CARBON NANOTUBES IN DETAIL



Carbon nanotubes are large molecules of pure carbon resembling rolled sheets of graphene. The tubes are approximately one nanometer in diameter - about 100,000 times thinner than a human hair. They display a remarkable range of physical and chemical properties:

  • 25 times stronger than steel by weight
  • Potentially the best conductors of electricity & heat ever produced
  • High electron density & current carrying capacity
  • Excellent chemical, thermal and mechanical resilience
  • Variable bandgap semiconductance
  • Excellent electron field emission
Nanotubes exist in many crystal orientations, diameters, lengths and combinations of layers. The characteristics and properties of each kind of Nanotube are different. For instance, they can vary from tunable band gap semiconductors to metallic conductors.

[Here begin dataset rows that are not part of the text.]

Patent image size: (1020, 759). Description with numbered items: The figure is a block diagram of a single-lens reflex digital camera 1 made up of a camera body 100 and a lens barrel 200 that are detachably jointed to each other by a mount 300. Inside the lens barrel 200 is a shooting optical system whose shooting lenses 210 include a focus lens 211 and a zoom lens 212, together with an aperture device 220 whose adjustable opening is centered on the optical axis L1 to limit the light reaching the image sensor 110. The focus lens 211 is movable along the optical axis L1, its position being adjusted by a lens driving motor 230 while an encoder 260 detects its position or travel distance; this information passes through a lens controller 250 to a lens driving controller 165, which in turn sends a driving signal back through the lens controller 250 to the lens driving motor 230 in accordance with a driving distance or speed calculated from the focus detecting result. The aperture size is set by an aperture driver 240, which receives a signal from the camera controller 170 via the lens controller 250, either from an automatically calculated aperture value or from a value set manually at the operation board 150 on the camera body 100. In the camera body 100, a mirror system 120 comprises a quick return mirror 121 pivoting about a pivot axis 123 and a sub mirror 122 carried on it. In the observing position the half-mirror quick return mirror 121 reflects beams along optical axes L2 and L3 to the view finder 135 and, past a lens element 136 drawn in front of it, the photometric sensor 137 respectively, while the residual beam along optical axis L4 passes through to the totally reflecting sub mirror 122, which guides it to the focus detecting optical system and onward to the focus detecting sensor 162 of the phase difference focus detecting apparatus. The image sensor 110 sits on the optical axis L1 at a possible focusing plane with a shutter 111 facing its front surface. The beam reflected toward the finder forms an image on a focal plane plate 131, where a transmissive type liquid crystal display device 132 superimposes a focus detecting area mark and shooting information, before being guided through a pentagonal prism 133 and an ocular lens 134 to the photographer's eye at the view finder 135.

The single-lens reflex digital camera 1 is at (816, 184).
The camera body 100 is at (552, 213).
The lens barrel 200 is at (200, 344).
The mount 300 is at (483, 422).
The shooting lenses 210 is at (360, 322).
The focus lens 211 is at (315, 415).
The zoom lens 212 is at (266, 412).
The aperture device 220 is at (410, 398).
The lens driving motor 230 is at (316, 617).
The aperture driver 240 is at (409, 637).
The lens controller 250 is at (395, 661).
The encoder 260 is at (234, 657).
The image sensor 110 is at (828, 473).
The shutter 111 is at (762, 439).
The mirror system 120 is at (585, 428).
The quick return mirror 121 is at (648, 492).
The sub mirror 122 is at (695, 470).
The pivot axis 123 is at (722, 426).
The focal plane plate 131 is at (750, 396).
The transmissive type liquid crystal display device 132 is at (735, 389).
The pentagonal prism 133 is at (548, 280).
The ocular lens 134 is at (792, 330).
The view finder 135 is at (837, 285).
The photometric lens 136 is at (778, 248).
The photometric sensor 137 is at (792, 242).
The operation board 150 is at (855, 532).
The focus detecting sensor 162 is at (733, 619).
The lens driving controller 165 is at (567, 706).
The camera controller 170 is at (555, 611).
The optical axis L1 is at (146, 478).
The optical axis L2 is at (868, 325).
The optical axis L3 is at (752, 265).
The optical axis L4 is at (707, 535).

Nanotubes have many applications and enable a variety of new nano-components to be developed. Compared to Nanotubes currently on the market, Canatu's Nanotubes are
  • Of controlled diameter, length & funtionalization
  • Single-Walled
  • Minimally bundled
  • Of high purity
  • Highly crystalline and largely defect free
Nanotube's properties (e.g. electric conductivity) depend heavily on the crystal orientation of the tubes. So far, the biggest challenge in the production of Nanotube-based components has been the fact that no one has been able to control the crystal orientation in individual Nanotubes. Nanotubes with many different crystallinities - and thus properties - are produced simultaneously. Canatu's production method is able to tailor the range of crystal orientation of the Nanotubes being produced and thus vary the properties, particularly the electrical properties, of the material.

Traditionally Single-Walled Nanotubes have been produced at high or low pressure (e.g. 10-30 times higher than or below 1% of atmospheric pressure) and in complicated batch processes. These production methods require expensive equipment and the characteristics (crystal orientation, length and diameter) of the resulting Nanotubes cannot be controlled. Moreover, Nanotubes produced by these methods must be separated, purified and dispersed using expensive and time consuming methods, which can further degrade the product.

Since Canatu's synthesis method directly produces high purity product with little bundling, our process is actually an integrated nanotube manufacturing & substrate deposition method. Canatu has developed and is patenting a low temperature deposition technique, Direct Dry Printing (DDP), which allows the produced Nanotubes to be directly deposited onto any surface as an integral part of the manufacturing process.